RT: Chavez pursued a policy of supplying allies like Cuba with cheap oil. Is the next leadership likely to continue with that? What would be the impact on those economies without cheap crude supplies?

MTS: It’s not just Cuba, under Petrocaribe [oil alliance] oil is supplied to with long-term credit rates to the Dominican Republic, to Haiti, to Cuba, to Nicaragua, to El Salvador and that really builds on what Venezuela had done in the 1970s with Mexico when the international oil crisis hit with the accords of San Jose.

So it builds on past policy and also creates new spaces. And I think that if the leader that is elected is [Nicolas] Maduro we’ll see the continuity. And even if Maduro isn’t elected, I think, that there will be real difficulty on the part of the new president to alter this relationships that have integrated Venezuela so closely with the region.
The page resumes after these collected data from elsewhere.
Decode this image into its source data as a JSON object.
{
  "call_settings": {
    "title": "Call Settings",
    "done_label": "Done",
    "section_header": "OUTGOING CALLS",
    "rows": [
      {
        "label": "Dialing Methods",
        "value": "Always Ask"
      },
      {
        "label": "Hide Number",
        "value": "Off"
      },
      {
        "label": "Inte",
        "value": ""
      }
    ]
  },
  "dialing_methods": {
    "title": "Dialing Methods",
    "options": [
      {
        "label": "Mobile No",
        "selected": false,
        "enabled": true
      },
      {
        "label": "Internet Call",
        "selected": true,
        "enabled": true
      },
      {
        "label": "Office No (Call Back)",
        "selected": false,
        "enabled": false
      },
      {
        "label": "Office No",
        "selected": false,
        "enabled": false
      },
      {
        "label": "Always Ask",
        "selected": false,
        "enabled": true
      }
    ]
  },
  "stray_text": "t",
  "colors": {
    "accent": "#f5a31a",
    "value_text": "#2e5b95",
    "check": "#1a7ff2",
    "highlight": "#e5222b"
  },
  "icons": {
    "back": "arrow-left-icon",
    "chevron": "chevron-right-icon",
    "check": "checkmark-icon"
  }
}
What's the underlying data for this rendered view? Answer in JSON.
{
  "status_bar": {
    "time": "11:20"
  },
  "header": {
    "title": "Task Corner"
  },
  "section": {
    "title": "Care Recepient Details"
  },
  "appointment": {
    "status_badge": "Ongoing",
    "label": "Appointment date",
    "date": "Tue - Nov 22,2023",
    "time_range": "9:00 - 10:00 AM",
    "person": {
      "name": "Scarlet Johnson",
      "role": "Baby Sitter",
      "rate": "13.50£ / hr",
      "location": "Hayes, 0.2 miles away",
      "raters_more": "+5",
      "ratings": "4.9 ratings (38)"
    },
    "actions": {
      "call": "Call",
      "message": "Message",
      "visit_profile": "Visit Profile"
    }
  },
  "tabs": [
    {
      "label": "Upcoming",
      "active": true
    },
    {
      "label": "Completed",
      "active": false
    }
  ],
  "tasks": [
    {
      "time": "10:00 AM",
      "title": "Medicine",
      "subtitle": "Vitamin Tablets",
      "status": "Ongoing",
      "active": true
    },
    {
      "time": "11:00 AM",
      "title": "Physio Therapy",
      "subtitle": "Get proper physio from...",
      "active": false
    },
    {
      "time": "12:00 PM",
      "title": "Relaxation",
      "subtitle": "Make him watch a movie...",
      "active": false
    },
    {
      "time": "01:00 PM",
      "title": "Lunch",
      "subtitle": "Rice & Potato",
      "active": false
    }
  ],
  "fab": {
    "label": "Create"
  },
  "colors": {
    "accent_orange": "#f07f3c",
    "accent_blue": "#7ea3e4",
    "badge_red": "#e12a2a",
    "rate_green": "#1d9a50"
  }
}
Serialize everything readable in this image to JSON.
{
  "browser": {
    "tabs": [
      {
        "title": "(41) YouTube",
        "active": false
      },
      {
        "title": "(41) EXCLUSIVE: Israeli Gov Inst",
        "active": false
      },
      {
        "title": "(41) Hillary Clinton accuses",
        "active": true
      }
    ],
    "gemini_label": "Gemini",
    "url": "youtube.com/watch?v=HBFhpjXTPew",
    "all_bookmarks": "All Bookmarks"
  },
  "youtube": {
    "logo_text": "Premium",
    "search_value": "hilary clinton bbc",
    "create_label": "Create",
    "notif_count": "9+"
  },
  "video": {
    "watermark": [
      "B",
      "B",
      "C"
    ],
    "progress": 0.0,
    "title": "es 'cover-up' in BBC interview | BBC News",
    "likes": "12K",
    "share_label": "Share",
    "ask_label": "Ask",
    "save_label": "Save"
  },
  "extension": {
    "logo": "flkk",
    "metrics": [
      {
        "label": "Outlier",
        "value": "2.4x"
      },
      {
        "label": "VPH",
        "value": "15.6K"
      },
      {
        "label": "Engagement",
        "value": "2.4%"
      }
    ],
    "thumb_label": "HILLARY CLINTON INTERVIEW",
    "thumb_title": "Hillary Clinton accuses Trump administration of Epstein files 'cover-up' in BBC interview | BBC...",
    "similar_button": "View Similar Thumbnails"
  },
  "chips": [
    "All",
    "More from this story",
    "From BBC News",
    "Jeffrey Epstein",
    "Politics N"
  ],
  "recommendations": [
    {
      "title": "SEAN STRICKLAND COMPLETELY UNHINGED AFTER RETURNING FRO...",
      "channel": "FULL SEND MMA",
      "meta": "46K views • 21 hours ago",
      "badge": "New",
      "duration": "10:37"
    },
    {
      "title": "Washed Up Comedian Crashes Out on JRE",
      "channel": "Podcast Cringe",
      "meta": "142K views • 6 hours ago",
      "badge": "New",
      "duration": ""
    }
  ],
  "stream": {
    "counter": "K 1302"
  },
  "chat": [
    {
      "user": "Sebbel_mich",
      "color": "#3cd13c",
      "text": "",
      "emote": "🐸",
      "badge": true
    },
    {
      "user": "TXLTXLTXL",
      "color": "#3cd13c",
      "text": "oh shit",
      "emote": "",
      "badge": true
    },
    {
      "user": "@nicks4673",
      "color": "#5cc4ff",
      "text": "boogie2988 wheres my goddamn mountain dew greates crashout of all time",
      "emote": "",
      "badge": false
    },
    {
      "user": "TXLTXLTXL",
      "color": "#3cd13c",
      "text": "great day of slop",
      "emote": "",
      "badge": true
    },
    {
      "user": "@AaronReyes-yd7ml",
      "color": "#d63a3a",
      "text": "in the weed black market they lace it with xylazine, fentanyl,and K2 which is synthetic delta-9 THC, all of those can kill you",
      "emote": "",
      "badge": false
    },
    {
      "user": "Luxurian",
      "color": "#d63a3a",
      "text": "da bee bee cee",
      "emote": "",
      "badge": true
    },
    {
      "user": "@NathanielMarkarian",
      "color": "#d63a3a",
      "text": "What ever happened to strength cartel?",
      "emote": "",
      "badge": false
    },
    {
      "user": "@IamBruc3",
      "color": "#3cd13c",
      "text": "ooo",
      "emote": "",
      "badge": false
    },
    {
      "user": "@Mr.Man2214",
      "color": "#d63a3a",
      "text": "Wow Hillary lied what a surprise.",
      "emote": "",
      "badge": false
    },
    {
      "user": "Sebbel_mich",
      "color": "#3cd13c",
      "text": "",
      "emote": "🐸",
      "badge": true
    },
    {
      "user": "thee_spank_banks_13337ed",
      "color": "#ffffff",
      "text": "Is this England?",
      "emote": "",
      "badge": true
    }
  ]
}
There’s also Petrosur, which is an arrangement with South American Nations to promote oil and energy in the region.

RT: The US was hostile to Hugo Chavez – what is likely to be Washington's next step?

MTS: I think that Washington will advise to not get into Venezuela. The least they can say at this point the better. This is a process where you are going to see very heated election. And any intervention on the part of the US – even a misstep on Obama – would be taken as hostility towards Venezuela and would play into the election in Venezuela in this context. But after the election of a new president, I think that there are good conditions for an effort to reestablish relationships.

But I think we should understand that it’s not just Venezuela that has had difficulties with Washington. Also Ecuador has no ambassador from the US; Bolivia has no ambassador for the US. And the WikiLeaks reports really indicate how the US attempted to play country against country in Latin America and have really provided a revealing look on the US foreign policy, and how little it has changed either from Bush or Obama.